Reset: A Focus on Air Quality
As we move toward spring and an eventual option for students to attend school in-person, we continue as a Hamilton staff to focus on the bucket of work that we call “Reset”. This Reset work includes readying the physical spaces at our school, and the identification of protocols that seek to maximize staff member and student safety to the greatest extent possible. All Hamilton staff members have been going through a process that we are calling “space liberation” in which classrooms, offices, and other workspaces are having items removed in an effort to create seating that can maintain six feet of social distancing. In addition, we have a working list of 75 safety related protocols with those most pertinent to students just about ready to be shared in an upcoming Hamilton Headlines.
Part of our work to Reset is related to our heating, ventilating, and air conditioning systems (HVAC). As we all know, the vast majority of COVID infections are contracted through breathing in air that contains the virus. So, what do we know about district and Hamilton specific efforts to maintain clean air to the greatest extent possible in our buildings?
At the district level there has been a concerted effort to address factors related to the air in our buildings. These factors include the updating of existing mechanical systems in efforts to meet national standards related to indoor air quality. The district is confident that HVAC systems in all buildings can and will be operated per CDC and ASHRAE (American Society of Heating, Refrigerating and Air-Conditioning Engineers) recommendations to reduce airborne exposures. These recommendations include ensuring that HVAC systems are operating as designed. In addition, the district is disabling user controls in individual classrooms and offices to make sure that all systems are running as intended at each school and to avoid the inadvertent shutting down of HVAC systems. Historically, the district has prided itself on energy efficiencies that serve to reduce our carbon footprint, including the operation of ventilating systems only during the student school day. Moving forward through this pandemic, ventilation systems in all schools will be operating two hours before students arrive in the morning until two hours after students have left for the day.
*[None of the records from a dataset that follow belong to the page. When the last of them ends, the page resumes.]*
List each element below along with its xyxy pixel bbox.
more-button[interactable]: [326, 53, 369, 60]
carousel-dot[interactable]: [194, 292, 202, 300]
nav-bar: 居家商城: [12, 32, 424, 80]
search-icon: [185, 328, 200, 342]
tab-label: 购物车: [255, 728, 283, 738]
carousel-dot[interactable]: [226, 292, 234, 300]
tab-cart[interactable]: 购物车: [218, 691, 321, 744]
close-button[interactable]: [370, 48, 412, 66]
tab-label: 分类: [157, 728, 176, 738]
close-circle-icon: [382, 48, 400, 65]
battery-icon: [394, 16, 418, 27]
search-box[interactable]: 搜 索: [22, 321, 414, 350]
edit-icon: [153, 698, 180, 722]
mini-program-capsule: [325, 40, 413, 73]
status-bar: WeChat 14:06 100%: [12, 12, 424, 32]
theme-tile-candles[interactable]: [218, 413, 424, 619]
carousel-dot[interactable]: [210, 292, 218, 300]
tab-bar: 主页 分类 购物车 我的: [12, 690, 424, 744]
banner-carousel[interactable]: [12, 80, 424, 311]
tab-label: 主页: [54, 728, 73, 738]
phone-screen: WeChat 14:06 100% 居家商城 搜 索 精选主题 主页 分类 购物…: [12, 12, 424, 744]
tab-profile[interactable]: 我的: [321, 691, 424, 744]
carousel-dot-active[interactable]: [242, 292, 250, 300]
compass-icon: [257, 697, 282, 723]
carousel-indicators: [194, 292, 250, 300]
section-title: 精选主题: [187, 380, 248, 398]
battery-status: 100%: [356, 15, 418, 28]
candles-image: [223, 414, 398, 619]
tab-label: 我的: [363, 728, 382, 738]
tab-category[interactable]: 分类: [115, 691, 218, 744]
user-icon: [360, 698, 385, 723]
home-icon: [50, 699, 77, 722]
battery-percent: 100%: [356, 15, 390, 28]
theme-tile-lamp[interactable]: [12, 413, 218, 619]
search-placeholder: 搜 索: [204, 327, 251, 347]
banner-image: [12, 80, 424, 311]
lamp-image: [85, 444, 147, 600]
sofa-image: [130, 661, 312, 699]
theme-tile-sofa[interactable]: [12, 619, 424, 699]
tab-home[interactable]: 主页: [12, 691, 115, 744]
Classrooms and offices at Hamilton are served by forced air central systems and hydronic terminal devices (classroom units that bring in outside air). Central air handling units and terminal equipment in these systems are equipped with air filters that are designed to clean the air as it circulates through the filters. Prior to the pandemic, these filters across the district for the most part had a MERV rating of 8 (see the next news item if interested in the finer details of MERV ratings) At a cost of $300,000, the district has installed new filters that range in MERV rating from 10 to 13, depending on what each mechanical feature can accommodate. These higher MERV rated filters are much more efficient at capturing airborne viruses. For Hamilton specifically, our classroom systems have MERV 11 filters installed, while all rooftop equipment has been refitted with MERV 13 filters.
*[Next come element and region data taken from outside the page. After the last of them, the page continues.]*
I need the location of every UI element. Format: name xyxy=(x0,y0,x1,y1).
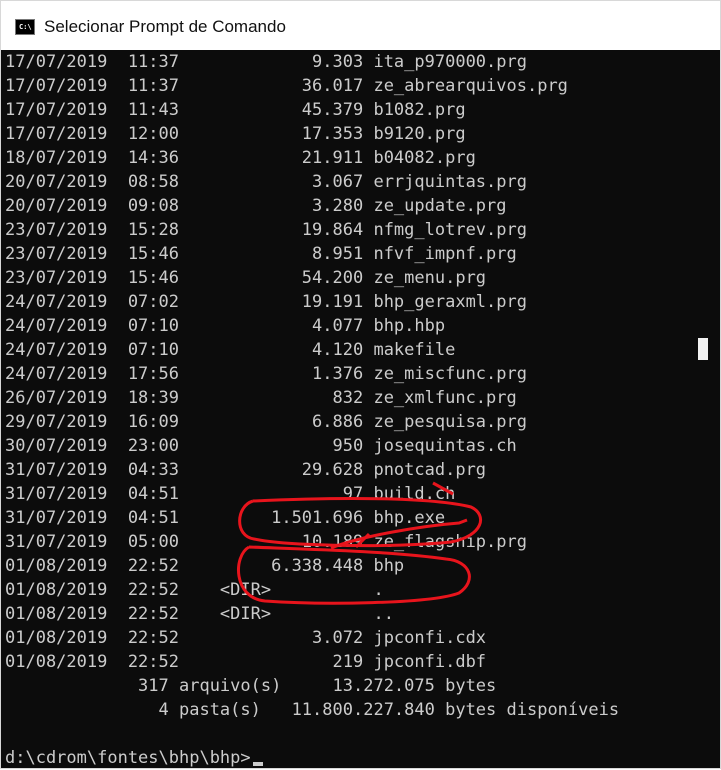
command-prompt-window: C:\ Selecionar Prompt de Comando 17/07/2… xyxy=(0,0,721,769)
red-annotation-marks xyxy=(237,481,482,605)
annotation-circle-bhp xyxy=(237,518,471,605)
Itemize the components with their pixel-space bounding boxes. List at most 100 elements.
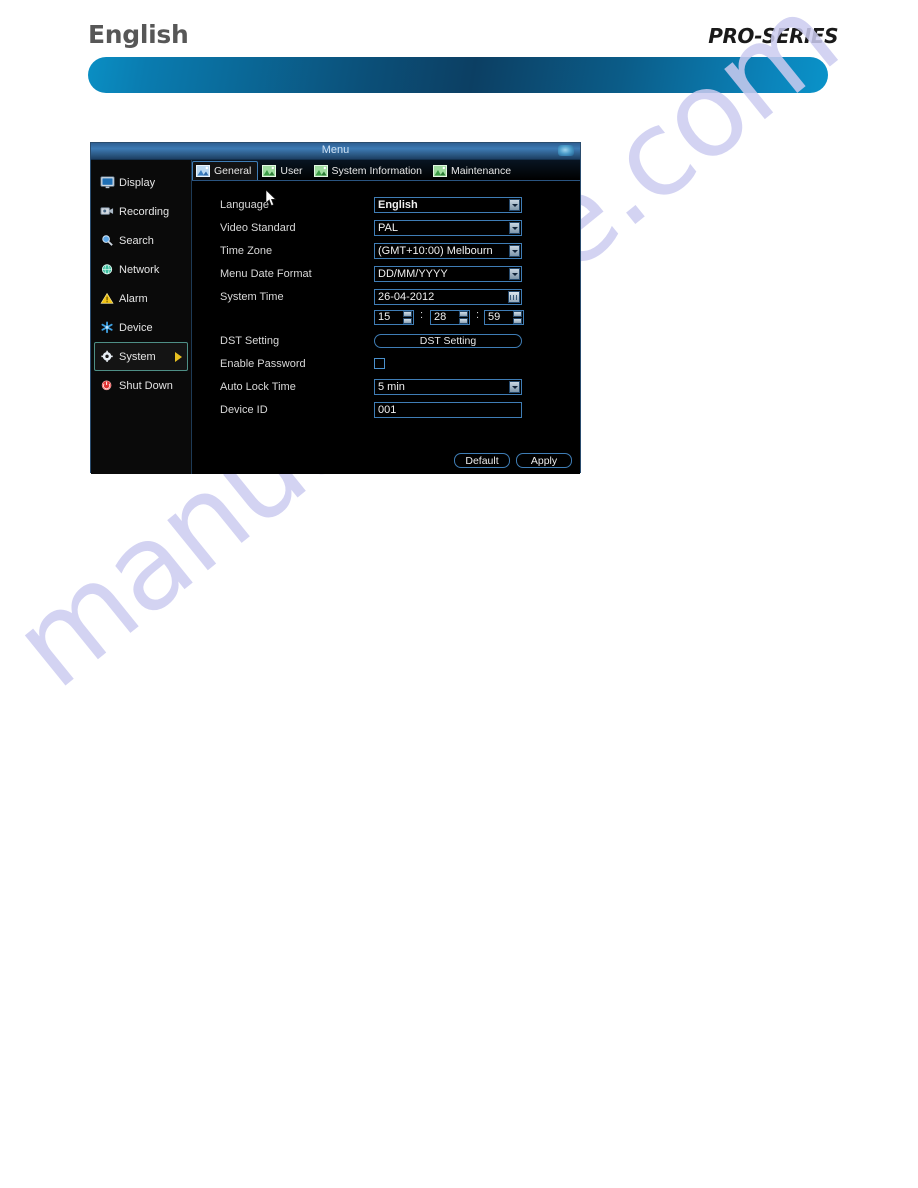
- video-standard-select-wrap: PAL: [374, 219, 522, 236]
- system-date-value: 26-04-2012: [378, 290, 435, 303]
- page-header: English PRO-SERIES: [0, 0, 918, 110]
- minutes-stepper-buttons[interactable]: [459, 311, 468, 324]
- language-label: Language: [220, 198, 269, 211]
- tab-maintenance[interactable]: Maintenance: [429, 161, 518, 180]
- sidebar-label: Device: [119, 321, 153, 334]
- sidebar-item-display[interactable]: Display: [94, 168, 188, 197]
- picture-icon: [432, 165, 447, 177]
- device-id-input[interactable]: 001: [374, 401, 522, 418]
- sidebar-item-device[interactable]: Device: [94, 313, 188, 342]
- close-icon[interactable]: [558, 145, 574, 156]
- time-zone-select-wrap: (GMT+10:00) Melbourn: [374, 242, 522, 259]
- sidebar-item-search[interactable]: Search: [94, 226, 188, 255]
- minutes-value: 28: [434, 311, 447, 323]
- hours-stepper[interactable]: 15: [374, 310, 414, 325]
- row-video-standard: Video Standard PAL: [192, 216, 580, 239]
- power-icon: [101, 380, 112, 391]
- sidebar-label: Alarm: [119, 292, 148, 305]
- sidebar-item-recording[interactable]: Recording: [94, 197, 188, 226]
- row-system-time: System Time 26-04-2012: [192, 285, 580, 308]
- row-auto-lock-time: Auto Lock Time 5 min: [192, 375, 580, 398]
- minutes-stepper[interactable]: 28: [430, 310, 470, 325]
- auto-lock-select-wrap: 5 min: [374, 378, 522, 395]
- sidebar-item-network[interactable]: Network: [94, 255, 188, 284]
- chevron-right-icon: [175, 352, 182, 362]
- picture-icon: [313, 165, 328, 177]
- magnifier-icon: [102, 235, 113, 246]
- gear-icon: [101, 350, 113, 362]
- tab-general[interactable]: General: [192, 161, 259, 180]
- auto-lock-time-value: 5 min: [378, 380, 405, 393]
- video-standard-label: Video Standard: [220, 221, 296, 234]
- system-date-wrap: 26-04-2012: [374, 288, 522, 305]
- camera-icon: [100, 207, 114, 215]
- dst-setting-button[interactable]: DST Setting: [374, 333, 522, 348]
- hours-value: 15: [378, 311, 391, 323]
- enable-password-label: Enable Password: [220, 357, 306, 370]
- system-date-input[interactable]: 26-04-2012: [374, 288, 522, 305]
- system-time-label: System Time: [220, 290, 284, 303]
- chevron-down-icon[interactable]: [509, 267, 520, 280]
- language-select[interactable]: English: [374, 196, 522, 213]
- auto-lock-time-select[interactable]: 5 min: [374, 378, 522, 395]
- chevron-down-icon[interactable]: [509, 244, 520, 257]
- apply-button[interactable]: Apply: [516, 453, 572, 468]
- sidebar-item-alarm[interactable]: Alarm: [94, 284, 188, 313]
- enable-password-checkbox[interactable]: [374, 358, 385, 369]
- seconds-value: 59: [488, 311, 501, 323]
- row-time-zone: Time Zone (GMT+10:00) Melbourn: [192, 239, 580, 262]
- auto-lock-time-label: Auto Lock Time: [220, 380, 296, 393]
- time-zone-value: (GMT+10:00) Melbourn: [378, 244, 493, 257]
- date-format-label: Menu Date Format: [220, 267, 312, 280]
- tab-label: Maintenance: [450, 165, 512, 177]
- picture-icon: [262, 165, 277, 177]
- calendar-icon[interactable]: [508, 290, 520, 303]
- window-titlebar: Menu: [91, 143, 580, 160]
- tab-system-information[interactable]: System Information: [310, 161, 429, 180]
- form-action-buttons: Default Apply: [454, 453, 572, 468]
- video-standard-select[interactable]: PAL: [374, 219, 522, 236]
- language-value: English: [378, 198, 418, 211]
- tab-label: System Information: [331, 165, 422, 177]
- hours-stepper-buttons[interactable]: [403, 311, 412, 324]
- brand-logo: PRO-SERIES: [708, 24, 838, 48]
- row-enable-password: Enable Password: [192, 352, 580, 375]
- general-settings-form: Language English Video Standard PAL Time…: [192, 181, 580, 421]
- window-body: Display Recording Search Network Alarm D…: [91, 160, 580, 474]
- seconds-stepper-buttons[interactable]: [513, 311, 522, 324]
- seconds-stepper[interactable]: 59: [484, 310, 524, 325]
- enable-password-wrap: [374, 358, 385, 369]
- dvr-menu-window: Menu Display Recording Search Network Al…: [90, 142, 581, 474]
- date-format-select[interactable]: DD/MM/YYYY: [374, 265, 522, 282]
- time-separator-2: :: [476, 309, 480, 321]
- tab-user[interactable]: User: [258, 161, 309, 180]
- row-language: Language English: [192, 193, 580, 216]
- content-pane: General User System Information Maintena…: [192, 160, 580, 474]
- chevron-down-icon[interactable]: [509, 198, 520, 211]
- time-zone-label: Time Zone: [220, 244, 273, 257]
- time-zone-select[interactable]: (GMT+10:00) Melbourn: [374, 242, 522, 259]
- date-format-value: DD/MM/YYYY: [378, 267, 448, 280]
- chevron-down-icon[interactable]: [509, 221, 520, 234]
- sidebar-label: Recording: [119, 205, 170, 218]
- window-title: Menu: [321, 144, 350, 156]
- sidebar-label: Search: [119, 234, 154, 247]
- language-select-wrap: English: [374, 196, 522, 213]
- chevron-down-icon[interactable]: [509, 380, 520, 393]
- row-device-id: Device ID 001: [192, 398, 580, 421]
- row-date-format: Menu Date Format DD/MM/YYYY: [192, 262, 580, 285]
- device-id-label: Device ID: [220, 403, 268, 416]
- sidebar-item-system[interactable]: System: [94, 342, 188, 371]
- dst-setting-label: DST Setting: [220, 334, 280, 347]
- sidebar-item-shut-down[interactable]: Shut Down: [94, 371, 188, 400]
- warning-triangle-icon: [100, 292, 114, 304]
- system-time-spinners: 15 : 28 : 59: [192, 308, 580, 329]
- sidebar: Display Recording Search Network Alarm D…: [91, 160, 192, 474]
- monitor-icon: [100, 176, 115, 189]
- video-standard-value: PAL: [378, 221, 398, 234]
- time-separator-1: :: [420, 309, 424, 321]
- dst-button-wrap: DST Setting: [374, 333, 522, 348]
- date-format-select-wrap: DD/MM/YYYY: [374, 265, 522, 282]
- default-button[interactable]: Default: [454, 453, 510, 468]
- page-language-title: English: [88, 20, 189, 49]
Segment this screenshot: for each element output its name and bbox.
Building codes also require our classrooms to exchange air a minimum of six times every hour. So, every 10 minutes the entire volume of a classroom's air is exchanged and filtered with outdoor air. One of our specific Hamilton strategies will also be to keep windows open in classrooms, restrooms, and other occupied spaces to the greatest extent possible. Research on air circulation indicates that opening a window just a small amount has a significant impact on the rate at which air is replaced in a classroom or other interior space. See this link to a short article from The Washington Post on the benefits of opening windows in classrooms and on buses.
Keep in mind that essential components of staying safe in a pandemic world extend beyond air filtration systems and include proper mask wearing, maintaining social distance, symptom screening, and handwashing, all of which will be the focus of several Hamilton specific protocols once an in-person schooling option has been added.